Hybrid Probabilistic Forecasting of Under-Five Malaria Admissions in Ghana: A Gaussian Process Regression with Holt-Winters Smoothing
Abstract
Accurate malaria forecasting remains a major challenge in sub-Saharan Africa, where strong seasonality, reporting uncertainty, and non-stationary transmission dynamics reduce the reliability of conventional models. In Ghana, district-level malaria surveillance requires forecasting frameworks that are probabilistically rigorous and robust under limited data. This study proposes a hybrid framework integrating Gaussian Process Regression (GPR) with Holt-Winters exponential smoothing for modelling monthly under-five malaria admissions.
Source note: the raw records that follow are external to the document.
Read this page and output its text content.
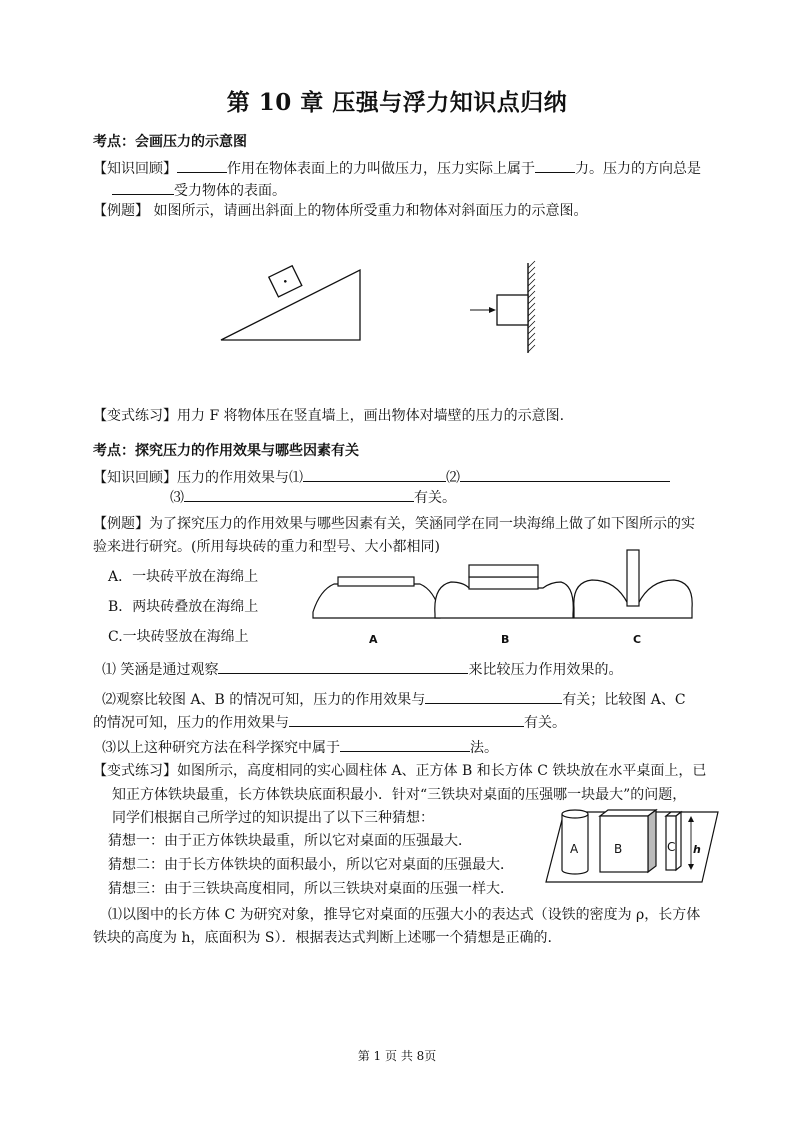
第 10 章 压强与浮力知识点归纳
考点：会画压力的示意图
【知识回顾】	作用在物体表面上的力叫做压力，压力实际上属于	力。压力的方向总是
受力物体的表面。
【例题】 如图所示，请画出斜面上的物体所受重力和物体对斜面压力的示意图。
【变式练习】用力 F 将物体压在竖直墙上，画出物体对墙壁的压力的示意图.
考点：探究压力的作用效果与哪些因素有关
【知识回顾】压力的作用效果与⑴	⑵
⑶	有关。
【例题】为了探究压力的作用效果与哪些因素有关，笑涵同学在同一块海绵上做了如下图所示的实
验来进行研究。(所用每块砖的重力和型号、大小都相同)
A．一块砖平放在海绵上
B．两块砖叠放在海绵上
C.一块砖竖放在海绵上	A	B	C
⑴ 笑涵是通过观察	来比较压力作用效果的。
⑵观察比较图 A、B 的情况可知，压力的作用效果与	有关；比较图 A、C
的情况可知，压力的作用效果与	有关。
⑶以上这种研究方法在科学探究中属于	法。
【变式练习】如图所示，高度相同的实心圆柱体 A、正方体 B 和长方体 C 铁块放在水平桌面上，已
知正方体铁块最重，长方体铁块底面积最小．针对“三铁块对桌面的压强哪一块最大”的问题，
同学们根据自己所学过的知识提出了以下三种猜想：
猜想一：由于正方体铁块最重，所以它对桌面的压强最大．
猜想二：由于长方体铁块的面积最小，所以它对桌面的压强最大．
猜想三：由于三铁块高度相同，所以三铁块对桌面的压强一样大．
A	B	C h
⑴以图中的长方体 C 为研究对象，推导它对桌面的压强大小的表达式（设铁的密度为 ρ，长方体
铁块的高度为 h，底面积为 S）．根据表达式判断上述哪一个猜想是正确的.
第 1 页 共 8页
GPR captures non-linear behaviour and predictive uncertainty, while Holt-Winters stabilises long-horizon forecasts and preserves seasonal structure. Using ten years of district-level data (2014-2023), performance was evaluated via rolling-origin expanding-window validation. The hybrid model achieved R2 = 0.9906 versus 0.8213 for Holt-Winters alone, with 94.2\% of residuals within 2σ bounds. Forecasts for 2024-2028 project average monthly admissions from approximately 8,000 to 12,200 cases. Spatio-temporal analysis revealed pronounced ecological heterogeneity: northern high-burden districts exhibited stable relative patterns despite large absolute fluctuations. The framework provides a scalable probabilistic approach for malaria early warning and operational planning in endemic settings, supporting Ghana's national malaria control strategy.